China appears to have completed a prototype of its first stealth fighter, highlighting Beijing's military modernisation drive, but experts said Wednesday the jet will not be operational for years to come.
Photographs published online and Chinese military sources cited by the Japanese media indicate a test model of the J-20 fighter has been finished, with taxi tests carried out last week at an airfield in southwestern China.
The news comes just days before a visit to Beijing by US Defence Secretary Robert Gates, who will seek to mend military ties cut off a year ago by China when Washington sold billions of dollars in arms to its rival Taiwan.
Experts say the J-20 will eventually rival the US Air Force's F-22, the world's only fully operational next-generation stealth fighter jet -- but not any time soon.
The J-20 "will become fully competitive with the F-22, in capability and perhaps in numbers, around the end of this decade," Rick Fisher, an expert on the Chinese military at the International Assessment and Strategy Centre, a US think tank, told AFP.
Dennis Blasko, an expert on the People's Liberation Army -- the world's largest military force -- said the timeline for development of the jet was "probably considerably longer than what most outside observers would estimate".
China plans to begin test flights of the J-20 as soon as this month, with plans to deploy the jet as early as 2017, Japan's Asahi Shimbun newspaper said, quoting Chinese military sources.
The fighter will be equipped with large missiles and could reach the island of Guam, a US territory in the western Pacific, with aerial refuelling, although it would take 10 to 15 more years to develop technology on a par with that of the US F-22, it said.

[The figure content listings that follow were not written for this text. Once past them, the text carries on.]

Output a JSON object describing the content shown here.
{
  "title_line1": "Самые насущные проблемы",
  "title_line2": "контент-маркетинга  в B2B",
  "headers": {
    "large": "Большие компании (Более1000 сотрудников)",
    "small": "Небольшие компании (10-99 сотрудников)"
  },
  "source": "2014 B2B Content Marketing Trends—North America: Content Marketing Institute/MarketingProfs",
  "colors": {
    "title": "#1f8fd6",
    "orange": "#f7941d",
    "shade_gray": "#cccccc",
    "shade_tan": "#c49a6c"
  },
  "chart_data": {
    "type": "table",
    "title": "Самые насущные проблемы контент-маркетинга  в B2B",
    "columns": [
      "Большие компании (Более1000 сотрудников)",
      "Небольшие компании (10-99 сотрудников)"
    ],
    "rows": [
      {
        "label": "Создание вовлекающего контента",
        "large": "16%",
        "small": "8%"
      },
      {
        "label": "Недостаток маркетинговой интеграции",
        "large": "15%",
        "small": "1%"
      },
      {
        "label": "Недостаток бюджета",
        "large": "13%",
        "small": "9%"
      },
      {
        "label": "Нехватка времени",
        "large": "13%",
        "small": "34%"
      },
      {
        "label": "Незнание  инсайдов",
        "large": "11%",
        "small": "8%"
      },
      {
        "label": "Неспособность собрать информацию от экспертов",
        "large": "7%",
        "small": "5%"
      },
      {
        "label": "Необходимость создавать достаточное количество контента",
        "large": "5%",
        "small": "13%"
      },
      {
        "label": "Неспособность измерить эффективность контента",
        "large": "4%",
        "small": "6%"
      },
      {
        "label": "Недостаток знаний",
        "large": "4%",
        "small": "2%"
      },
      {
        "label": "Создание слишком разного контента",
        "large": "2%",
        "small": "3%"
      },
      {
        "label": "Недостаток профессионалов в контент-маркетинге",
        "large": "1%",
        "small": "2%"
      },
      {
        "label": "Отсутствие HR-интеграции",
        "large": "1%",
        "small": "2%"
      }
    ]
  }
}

In late 2009, the deputy head of China's air force, General He Weirong, said the country's stealth fighter would be operational sometime between 2017 and 2019, reports said.
Officials at China's defence ministry declined immediate comment when contacted by AFP about the reports.
Western military experts expressed doubts over how far the PLA had progressed with the J-20 programme.
"I have yet to see proof of a test flight. And testing for a prototype can take quite some time before production begins," Blasko said.
Other than the United States and China, only a handful of countries are working on so-called next-generation stealth fighters.
In January 2010, Russia unveiled a new aircraft touted as a rival to the US jet, developed by Sukhoi.
According to Fisher, Japan has a homegrown programme, while India is cooperating with Russia.
The news about the J-20 comes at a key moment in Sino-US relations, with Gates due in Beijing on Sunday and Chinese President Hu Jintao to visit Washington later this month.
US military officials and strategists see Beijing as a potential threat to Washington's once unrivalled dominance of the Pacific. Ahead of the visit by Gates, contacts had only resumed at a technical level.
Fisher indeed predicted that the J-20 could become a "serious threat to US air superiority in Asia before the end of the decade".
China's massive annual military spending also has aroused concern among its neighbours. Japan last month labelled Beijing's military build-up a global "concern", citing its increased assertiveness in the East and South China Seas.
China has repeatedly insisted its military growth does not pose any threat.
Defence Minister Liang Guanglie said last week that China was currently beefing up its navy, air force and strategic missile forces, while decreasing its ground forces.
According to defence industry publication Aviation Week, the J-20 is larger than observers expected -- suggesting a long-range capacity and the ability to carry heavy weapons loads.